Ce 30 septembre n’est pas le couperet que les salariés de Jinjiang SAM de Viviez (Aveyron) auraient pu craindre. Si le tribunal de commerce de Toulouse a fixé au 30 septembre la date limite de dépôt des offres de reprise, après avoir placé au début du mois la fonderie en liquidation judiciaire avec poursuite d’activité, tout porte à croire que le délai sera étendu. « Renault s’est engagé à nous soutenir et à nous passer des commandes jusqu’à mars 2022, il n’y a pas de raison à ce que la justice ferme les portes à des offres ou des intentions de reprise si tôt », espère David Gistau, élu CGT au CSE de la fonderie SAM et secrétaire de l’union départementale de l’Aveyron.

L’État et le constructeur automobile ont repoussé deux offres, qui, selon eux, n’apportaient pas assez de fonds propres. « C’étaient des acteurs français avec de vrais projets et il ne leur manquait que 5 millions d’euros, mais le gouvernement préfère la communication, plutôt que d’agir pour la réindustrialisation et les aider », déplore Pascal Mazet, conseiller régional PCF d’Occitanie et soutien de la première heure des salariés.

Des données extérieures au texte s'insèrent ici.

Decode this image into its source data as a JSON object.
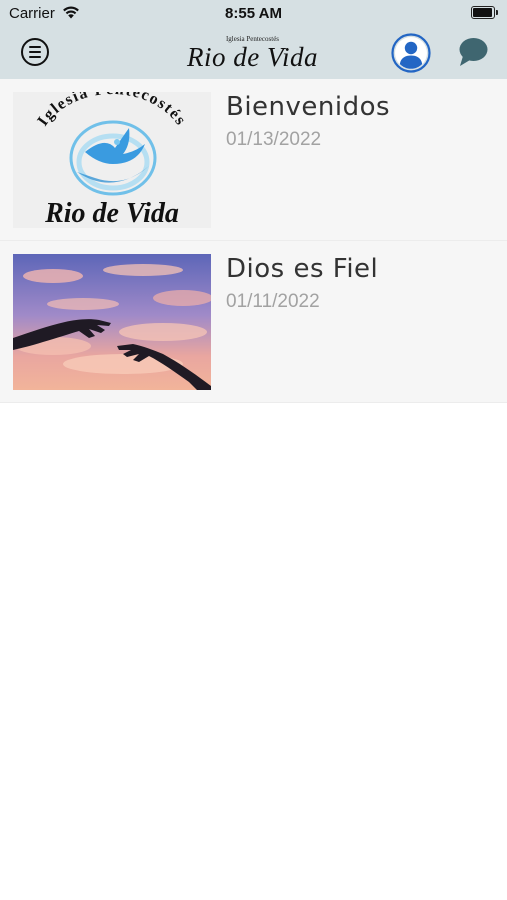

Une première vraie victoire

« Il y a aussi que Renault ne veut négocier qu’avec des gros acteurs, il l’a dit dès le début en poussant l’offre du groupe espagnol CIE Automotive. Ils travaillent d’ailleurs déjà ensemble », rappelle, de son côté, David Gistau. Sauf que celle-ci prévoyait la suppression de 200 postes, avec la fermeture du bureau d’études et du service support. « Nous serions devenus un simple atelier de production, condamné dans les cinq ans. C’était une provocation, dénonce l’élu CGT. Dans tous les cas, c’était se résoudre à disparaître, alors nous avons préféré rester debout et nous battre. » Après vingt-trois jours de grève et de blocage d’usine et des rassemblements qui ont réuni plusieurs milliers de personnes, le gouvernement a fini par admettre que, pour être viables, les offres de reprise devaient conserver au moins 250 salariés et le bureau d’études. Quant à Renault, il a promis 40 millions d’euros de commandes par an. De quoi rendre la SAM plus belle pour la reprise et, ce 30 septembre, une nouvelle offre de CIE Automotive n’est pas à écarter puisque les discussions avec l’industriel espagnol se poursuivent.

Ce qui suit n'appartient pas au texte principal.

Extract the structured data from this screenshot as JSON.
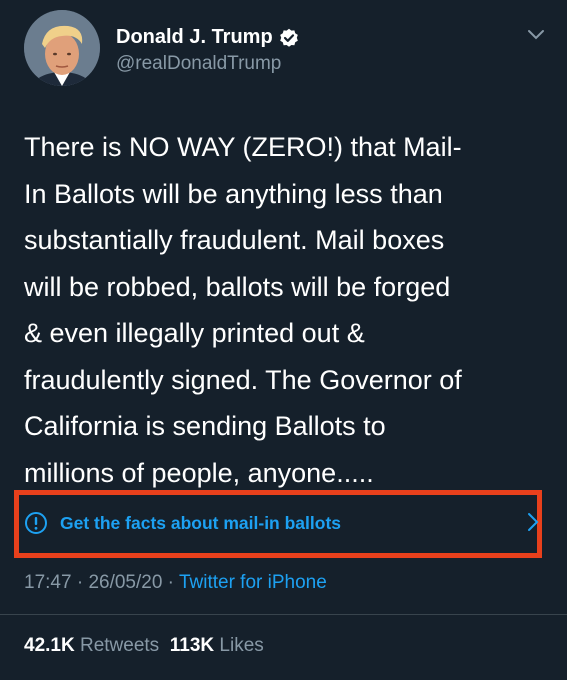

Mais c’est surtout une première vraie victoire pour les salariés, puisque, à l’origine, le constructeur automobile français voulait faire fabriquer ses carters d’huile et ses pièces pour moteur et culasse en aluminium en Roumanie, privant le site aveyronnais de 85 % de son chiffre d’affaires. Une aberration écologique – comme en termes de coût de transport –, puisque l’essentiel de ces pièces doit être livré, ensuite, par camions à l’usine espagnole de Valladolid. Une nouvelle qui avait attisé la colère des salariés de la SAM. Car, si le repreneur chinois, Jinjiang, n’a jamais tenu ses promesses d’investissement faites lorsque son offre de rachat du site a été validée en 2017 – pour preuve, le site est en redressement judiciaire depuis 2019 –, la SAM est clairement parée pour affronter les défis industriels de demain.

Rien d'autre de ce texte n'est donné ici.